[16] Pulang

71 26 0
                                    


"Hai!"

Keduanya canggung, berboncengan menyusuri jalanan kota dengan sunyi padahal biasanya penuh gelak tawa. Ya, setidaknya bagus untuk keselamatan. Pada lukisan abadi yang dibuat Alterio kemarin malam, memang sangat mengganggu pikiran Griselle. Bagaimana bisa lelaki itu melakukannya setelah belum lama putus dari mantan pacarnya. Itulah, yang membuat Griselle sangsi. Ia takut kalau Alterio hanya menjadikannya pelampiasan belaka.

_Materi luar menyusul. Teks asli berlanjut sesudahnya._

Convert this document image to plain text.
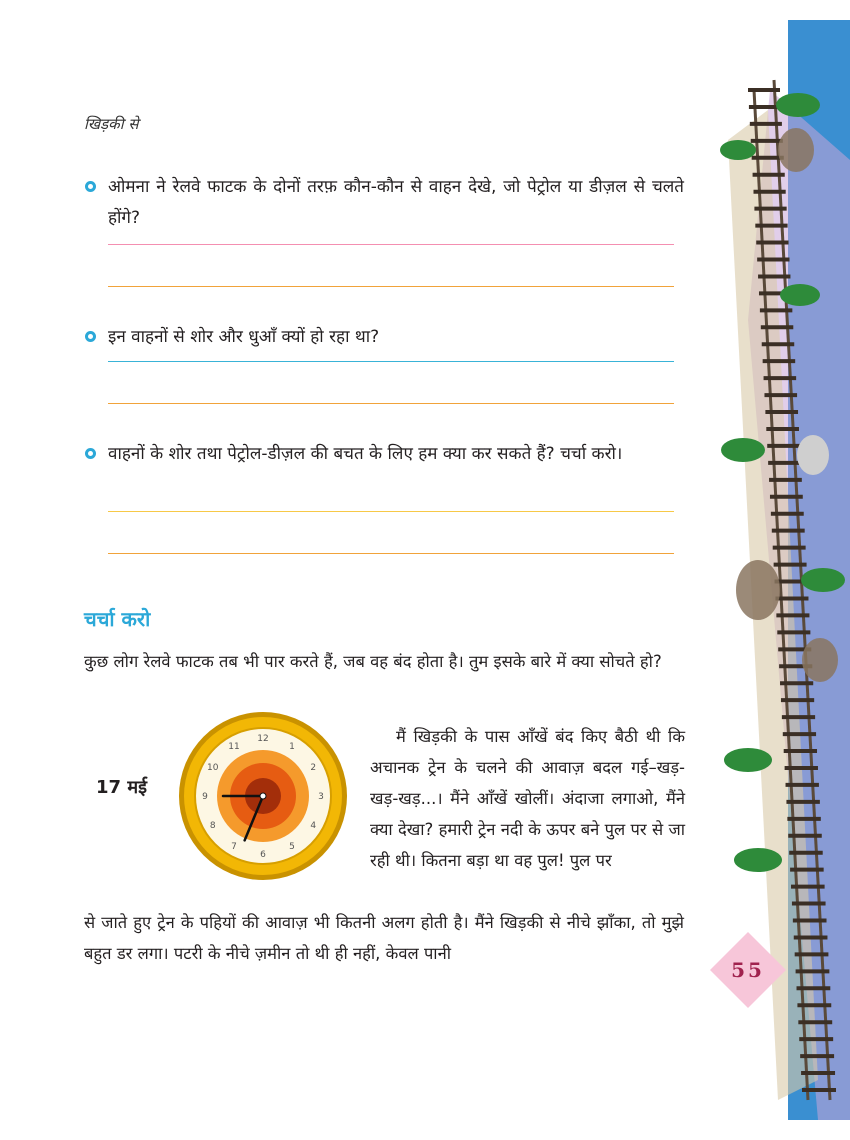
खिड़की से
ओमना ने रेलवे फाटक के दोनों तरफ़ कौन-कौन से वाहन देखे, जो पेट्रोल या डीज़ल से चलते होंगे?
इन वाहनों से शोर और धुआँ क्यों हो रहा था?
वाहनों के शोर तथा पेट्रोल-डीज़ल की बचत के लिए हम क्या कर सकते हैं? चर्चा करो।
चर्चा करो
कुछ लोग रेलवे फाटक तब भी पार करते हैं, जब वह बंद होता है। तुम इसके बारे में क्या सोचते हो?
17 मई
12
1
2
3
4
5
6
7
8
9
10
11
मैं खिड़की के पास आँखें बंद किए बैठी थी कि अचानक ट्रेन के चलने की आवाज़ बदल गई–खड़-खड़-खड़...। मैंने आँखें खोलीं। अंदाजा लगाओ, मैंने क्या देखा? हमारी ट्रेन नदी के ऊपर बने पुल पर से जा रही थी। कितना बड़ा था वह पुल! पुल पर
से जाते हुए ट्रेन के पहियों की आवाज़ भी कितनी अलग होती है। मैंने खिड़की से नीचे झाँका, तो मुझे बहुत डर लगा। पटरी के नीचे ज़मीन तो थी ही नहीं, केवल पानी
55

Motor Alterio berhenti. Keduanya lantas turun dan berjalan beriringan menuju ke kelas. Masih sama, masih saling diam, canggung. Dalam hati Alterio membatin, agak menyesali perbuatannya kemarin. Haruskah ia meminta maaf pada gadis tersebut? Atau, haruska bagaimana?

"Sel," panggilanya dan menolehlah si empu nama.

"Hmm?" Ia bergumam.

"Yang kemaren malem-"

"Lupain saja." Griselle mencegat ucapan Alterio yang belum rampung, membuat lelaki itu berhenti dan menatapnya heran. Apa dia bilang? Lupakan saja? Mana bisa.

"Maksud lo?" tanyanya dengan alis yang mengerut.

"Lupain saja, lagian bukan hal yang perlu diinget." Santai sekali, tanpa beban.

Alterio bergerak memegang kedua bahu gadis tersebut. Menatapnya dalam, mencoba menenggelamkan si gadis pada kedua obsidiannya tapi ia malah berakhir tenggelam sendiri. Kedua manik Griselle memang berabahaya.

"Kenapa harus dilupain? Apa ciuman singkat emang gak berarti banget buat lo?" ucapnya, bertanya menuntut.

"Bukan gitu-"

"Terus apa? Griselle, gue tulus sama lo," ucap Alterio dengan wajah yang melunak.

"Al, lo masih inget 'kan kalo kita masih ada di koridor sekarang? Harus banget bahasnya di sini?" Griselle menatap serius wajah lelaki di depannya ini. Alterio mengangguk dan melepas genggamannya pada bahu gadis itu. Keduanya beranjak, berjalan beriringan dengan canggung lagi.

Sesampainya di kelas, Alterio meletakkan tasnya lalu menggeser kursi ke sebelah Griselle. Menatap gadis itu dengan lekat, menunggu konfirmasi atas ucapannya tadi. Yang ditatap hanya diam, malah mengeluarkan buku dan membacanya. Si lelaki mendengus kesal. Ia mengumpat dalam hati. Griselle mencoba mempermainkannya atau bagaimana?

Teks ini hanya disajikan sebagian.